Огницкий замер, ожидая ответа Поленова.
– Нет, зачем же, – не спеша, громко проговорил Поленов, – дуэль так дуэль. Даже интересно. Только вот у юноши, похоже, штанишки мокрые, может, сходит, переоденется…
«Ох, балбес, доиграешься», – подумал Огницкий. Видно было, как заходили желваки на лице Нелюдимова.
– Вам предоставляется право выбора оружия, – оборвал Поленова, хотевшего ещё что-то сказать, высокий и показал на дорожную сумку, стоявшую неподалёку.
Там лежали два нагана, два ПМ и патроны. Поленов удивлённо взвёл брови, подумал, и взял наган. Отошёл в сторону. После этого Нелюдимов взял второй наган и тоже встал в стороне. Высокий, проследив за действиями дуэлянтов, предложил Огницкому условия дуэли. Противники, разведённые вначале на пятьдесят шагов и стоящие спиной друг к другу, по команде поворачиваются и идут навстречу, не уклоняясь, и стреляя, когда посчитают нужным. Каждому даётся по два патрона. Если выстрелы сделаны, а оба живы, то принимается решение о продолжении, либо прекращении дуэли.
– Ладно, командуй, – бросил Огницкий высокому. – Я посмотрю.
Высокий пожал плечами, отмерил расстояние, поставил дуэлянтов спиной друг к другу.

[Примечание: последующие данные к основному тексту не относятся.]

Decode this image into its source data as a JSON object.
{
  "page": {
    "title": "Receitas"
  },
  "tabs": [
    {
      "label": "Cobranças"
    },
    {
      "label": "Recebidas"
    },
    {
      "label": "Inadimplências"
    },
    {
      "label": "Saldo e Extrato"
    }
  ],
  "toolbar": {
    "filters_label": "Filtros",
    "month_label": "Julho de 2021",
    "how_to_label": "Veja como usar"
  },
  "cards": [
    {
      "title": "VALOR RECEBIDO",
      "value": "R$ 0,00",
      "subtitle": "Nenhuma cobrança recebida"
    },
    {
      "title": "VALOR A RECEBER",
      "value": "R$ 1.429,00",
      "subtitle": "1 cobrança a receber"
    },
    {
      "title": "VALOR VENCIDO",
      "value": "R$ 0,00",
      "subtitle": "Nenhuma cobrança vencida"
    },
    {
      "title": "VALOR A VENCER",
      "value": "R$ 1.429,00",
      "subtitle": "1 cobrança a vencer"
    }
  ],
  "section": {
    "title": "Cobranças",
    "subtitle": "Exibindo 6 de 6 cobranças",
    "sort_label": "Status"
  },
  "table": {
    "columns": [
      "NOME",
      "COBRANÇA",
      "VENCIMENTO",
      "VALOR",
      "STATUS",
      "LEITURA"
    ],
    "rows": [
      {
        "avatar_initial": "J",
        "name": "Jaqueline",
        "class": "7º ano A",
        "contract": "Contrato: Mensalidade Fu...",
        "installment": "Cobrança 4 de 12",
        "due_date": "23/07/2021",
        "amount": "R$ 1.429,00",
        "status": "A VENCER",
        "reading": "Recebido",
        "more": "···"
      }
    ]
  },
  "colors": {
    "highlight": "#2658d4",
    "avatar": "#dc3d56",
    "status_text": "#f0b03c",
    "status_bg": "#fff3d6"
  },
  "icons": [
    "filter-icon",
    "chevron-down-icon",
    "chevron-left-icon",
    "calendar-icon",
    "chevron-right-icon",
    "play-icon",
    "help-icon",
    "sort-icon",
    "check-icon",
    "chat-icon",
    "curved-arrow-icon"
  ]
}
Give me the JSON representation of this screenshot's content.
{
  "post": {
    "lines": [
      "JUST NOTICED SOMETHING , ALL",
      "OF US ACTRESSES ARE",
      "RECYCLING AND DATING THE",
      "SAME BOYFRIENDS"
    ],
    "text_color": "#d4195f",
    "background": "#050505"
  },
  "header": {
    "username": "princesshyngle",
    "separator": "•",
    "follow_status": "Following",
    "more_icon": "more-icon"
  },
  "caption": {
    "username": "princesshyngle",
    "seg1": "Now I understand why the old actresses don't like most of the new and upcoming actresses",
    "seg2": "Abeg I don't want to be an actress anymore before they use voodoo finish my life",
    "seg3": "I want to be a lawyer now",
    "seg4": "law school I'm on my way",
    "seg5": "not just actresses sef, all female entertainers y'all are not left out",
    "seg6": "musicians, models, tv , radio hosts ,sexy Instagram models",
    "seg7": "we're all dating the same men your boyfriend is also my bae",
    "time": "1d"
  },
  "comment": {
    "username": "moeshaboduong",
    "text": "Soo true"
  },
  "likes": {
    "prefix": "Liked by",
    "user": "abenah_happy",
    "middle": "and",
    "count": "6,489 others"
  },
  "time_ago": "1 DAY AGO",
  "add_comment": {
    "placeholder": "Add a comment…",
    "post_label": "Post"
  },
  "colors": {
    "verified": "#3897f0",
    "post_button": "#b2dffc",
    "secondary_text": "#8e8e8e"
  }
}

«Главное – не убить. Пулю в ногу ему – и достаточно, будет помнить, щенок», – думал Поленов. Напряжённость минуты подействовала на него самым благотворным образом: был он спокоен, собран, уверен в себе. По команде «пошли» Поленов резко повернулся, сделал несколько коротких шагов, замер, задержав дыхание, и выстрелил, целясь в ногу выше колена. Нелюдимов резко согнулся, но тут же выпрямился. «Упрямый, однако», – подумал Поленов, и это была его последняя мысль в земной жизни: багровый шар закатного июльского солнца, приготовившийся опуститься в чащу заозёрного леса, взорвался бешено и осколки его тут же погасли в кромешной тьме.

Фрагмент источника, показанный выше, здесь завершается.